For the rest of it, "Theater Two"-which is the present production in the Welles' series of weekly live shows in the Kazoo Theater-is a sentimentalist's stew of short experimental films (some of which are the work of students at the Welles Film School); occasionally funny comedy bits by the bothers Polinsky; recitations (one gets something like "People are the true flowers, and it has been a most precious pressure to have temporarily strolled in your garden"; a song; and a play. The play is a two-man, one-act affair, written by Stephen and Joel's uncle, about two dogs, with amplified social overtones along the lines of Disney's Lady and the Tramp.

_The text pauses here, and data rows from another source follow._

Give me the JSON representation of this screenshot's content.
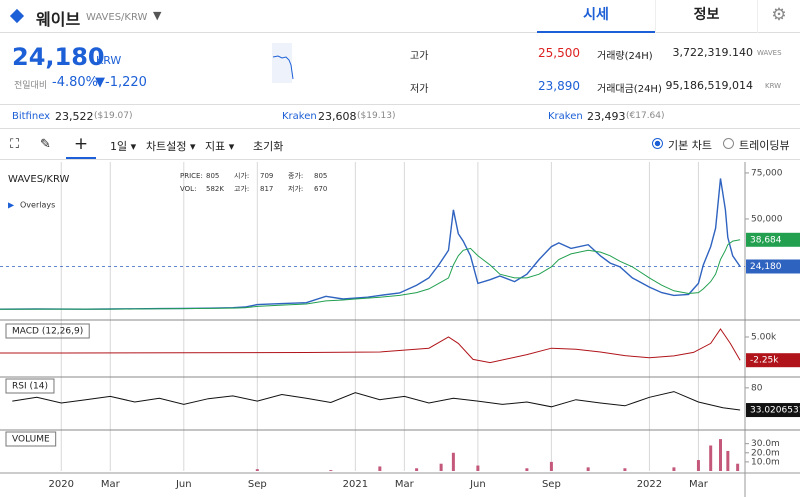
{
  "header": {
    "coin": "웨이브",
    "pair": "WAVES/KRW",
    "tabs": [
      "시세",
      "정보"
    ]
  },
  "summary": {
    "price": "24,180",
    "unit": "KRW",
    "change_label": "전일대비",
    "change_pct": "-4.80%",
    "change_abs": "▼-1,220",
    "stats": [
      {
        "label": "고가",
        "value": "25,500"
      },
      {
        "label": "저가",
        "value": "23,890"
      }
    ],
    "volume": [
      {
        "label": "거래량(24H)",
        "value": "3,722,319.140",
        "unit": "WAVES"
      },
      {
        "label": "거래대금(24H)",
        "value": "95,186,519,014",
        "unit": "KRW"
      }
    ]
  },
  "exchanges": [
    {
      "name": "Bitfinex",
      "price": "23,522",
      "ref": "($19.07)"
    },
    {
      "name": "Kraken",
      "price": "23,608",
      "ref": "($19.13)"
    },
    {
      "name": "Kraken",
      "price": "23,493",
      "ref": "(€17.64)"
    }
  ],
  "toolbar": {
    "interval": "1일",
    "items": [
      "차트설정",
      "지표",
      "초기화"
    ],
    "chart_modes": [
      "기본 차트",
      "트레이딩뷰"
    ]
  },
  "time_axis": {
    "xlim": [
      -2.5,
      27.9
    ],
    "xticks": [
      {
        "value": 0,
        "label": "2020"
      },
      {
        "value": 2,
        "label": "Mar"
      },
      {
        "value": 5,
        "label": "Jun"
      },
      {
        "value": 8,
        "label": "Sep"
      },
      {
        "value": 12,
        "label": "2021"
      },
      {
        "value": 14,
        "label": "Mar"
      },
      {
        "value": 17,
        "label": "Jun"
      },
      {
        "value": 20,
        "label": "Sep"
      },
      {
        "value": 24,
        "label": "2022"
      },
      {
        "value": 26,
        "label": "Mar"
      }
    ]
  },
  "chart_data": [
    {
      "type": "line",
      "title": "WAVES/KRW",
      "overlays": "Overlays",
      "info": [
        [
          "PRICE:",
          "805"
        ],
        [
          "시가:",
          "709"
        ],
        [
          "종가:",
          "805"
        ],
        [
          "VOL:",
          "582K"
        ],
        [
          "고가:",
          "817"
        ],
        [
          "저가:",
          "670"
        ]
      ],
      "x": [
        -2.5,
        -1,
        0,
        1,
        2,
        3,
        4,
        5,
        6,
        7,
        7.5,
        8,
        9,
        10,
        10.8,
        11.5,
        12,
        12.5,
        13,
        13.8,
        14.5,
        15,
        15.4,
        15.8,
        16,
        16.2,
        16.4,
        16.7,
        17,
        17.5,
        17.9,
        18.5,
        19,
        19.5,
        20,
        20.3,
        20.8,
        21.5,
        22,
        22.4,
        22.8,
        23.3,
        24,
        24.5,
        25,
        25.6,
        26,
        26.2,
        26.5,
        26.7,
        26.9,
        27.1,
        27.2,
        27.4,
        27.7
      ],
      "series": [
        {
          "color": "#2f63c0",
          "values": [
            1000,
            1100,
            1050,
            1000,
            1100,
            1200,
            1300,
            1400,
            1500,
            1800,
            2200,
            3500,
            4000,
            4500,
            8000,
            6500,
            7000,
            7500,
            8500,
            9800,
            14000,
            18000,
            25000,
            33000,
            55000,
            42000,
            38000,
            30000,
            15000,
            17000,
            19000,
            16000,
            20000,
            28000,
            35000,
            37000,
            34000,
            36000,
            30000,
            26000,
            24000,
            18000,
            13000,
            10000,
            8500,
            9000,
            15000,
            25000,
            35000,
            45000,
            72000,
            55000,
            40000,
            30000,
            24180
          ],
          "last_label": {
            "value": 24180,
            "label": "24,180"
          }
        },
        {
          "color": "#22a050",
          "values": [
            1000,
            1050,
            1050,
            1050,
            1050,
            1100,
            1200,
            1300,
            1400,
            1600,
            1800,
            2500,
            3200,
            3800,
            5500,
            6000,
            6500,
            7000,
            7500,
            8500,
            10000,
            12000,
            15000,
            18000,
            25000,
            30000,
            33000,
            34000,
            30000,
            25000,
            20000,
            18000,
            18000,
            20000,
            24000,
            28000,
            31000,
            33000,
            32000,
            30000,
            27000,
            24000,
            18000,
            14000,
            11000,
            9500,
            10000,
            12000,
            16000,
            20000,
            28000,
            33000,
            36000,
            38000,
            38684
          ],
          "last_label": {
            "value": 38684,
            "label": "38,684"
          }
        }
      ],
      "ylim": [
        -3800,
        80400
      ],
      "yticks": [
        {
          "value": 75000,
          "label": "75,000"
        },
        {
          "value": 50000,
          "label": "50,000"
        }
      ]
    },
    {
      "type": "line",
      "title": "MACD (12,26,9)",
      "x": [
        -2.5,
        0,
        5,
        10,
        13,
        15,
        15.8,
        16.2,
        16.8,
        17.5,
        19,
        20,
        21,
        22,
        23,
        24,
        25,
        25.8,
        26.5,
        26.9,
        27.3,
        27.7
      ],
      "series": [
        {
          "color": "#b0141a",
          "values": [
            0,
            0,
            50,
            150,
            300,
            1500,
            5000,
            3000,
            -2000,
            -3000,
            -500,
            1500,
            1200,
            300,
            -800,
            -1500,
            -900,
            200,
            3000,
            7500,
            3000,
            -2250
          ],
          "last_label": {
            "value": -2250,
            "label": "-2.25k"
          }
        }
      ],
      "ylim": [
        -6875,
        9690
      ],
      "yticks": [
        {
          "value": 5000,
          "label": "5.00k"
        }
      ]
    },
    {
      "type": "line",
      "title": "RSI (14)",
      "x": [
        -2,
        -1,
        0,
        1,
        2,
        3,
        4,
        5,
        6,
        7,
        8,
        9,
        10,
        11,
        12,
        13,
        14,
        15,
        16,
        17,
        18,
        19,
        20,
        21,
        22,
        23,
        24,
        25,
        26,
        27,
        27.7
      ],
      "series": [
        {
          "color": "#111111",
          "values": [
            52,
            60,
            48,
            55,
            62,
            50,
            58,
            45,
            57,
            63,
            52,
            66,
            58,
            49,
            70,
            55,
            62,
            48,
            58,
            52,
            45,
            50,
            40,
            55,
            48,
            42,
            60,
            72,
            50,
            38,
            33.02065312
          ],
          "last_label": {
            "value": 33.02065312,
            "label": "33.02065312"
          }
        }
      ],
      "ylim": [
        -5,
        103
      ],
      "yticks": [
        80
      ]
    },
    {
      "type": "bar",
      "title": "VOLUME",
      "x": [
        8,
        11,
        13,
        14.5,
        15.5,
        16,
        17,
        19,
        20,
        21.5,
        23,
        25,
        26,
        26.5,
        26.9,
        27.2,
        27.6
      ],
      "series": [
        {
          "color": "#c4587a",
          "values": [
            2000000,
            1000000,
            5000000,
            3000000,
            8000000,
            20000000,
            6000000,
            3000000,
            10000000,
            4000000,
            3000000,
            4000000,
            12000000,
            28000000,
            35000000,
            22000000,
            8000000
          ]
        }
      ],
      "ylim": [
        0,
        45000000
      ],
      "yticks": [
        {
          "value": 30000000,
          "label": "30.0m"
        },
        {
          "value": 20000000,
          "label": "20.0m"
        },
        {
          "value": 10000000,
          "label": "10.0m"
        }
      ]
    }
  ]
}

The only two interesting things about the Kazoo Theater are a short, academy award-winning film shown during intermission, and the strange feeling of disorientation that comes from watching such a seriously presented collection of unlikely, unfunny, unmoving "entertainment." It's a little like the disorientation that comes out of the theater of the absurd; but instead of emphasizing the absurdity of life, the "Theater Two" emphasizes only its own absurdity.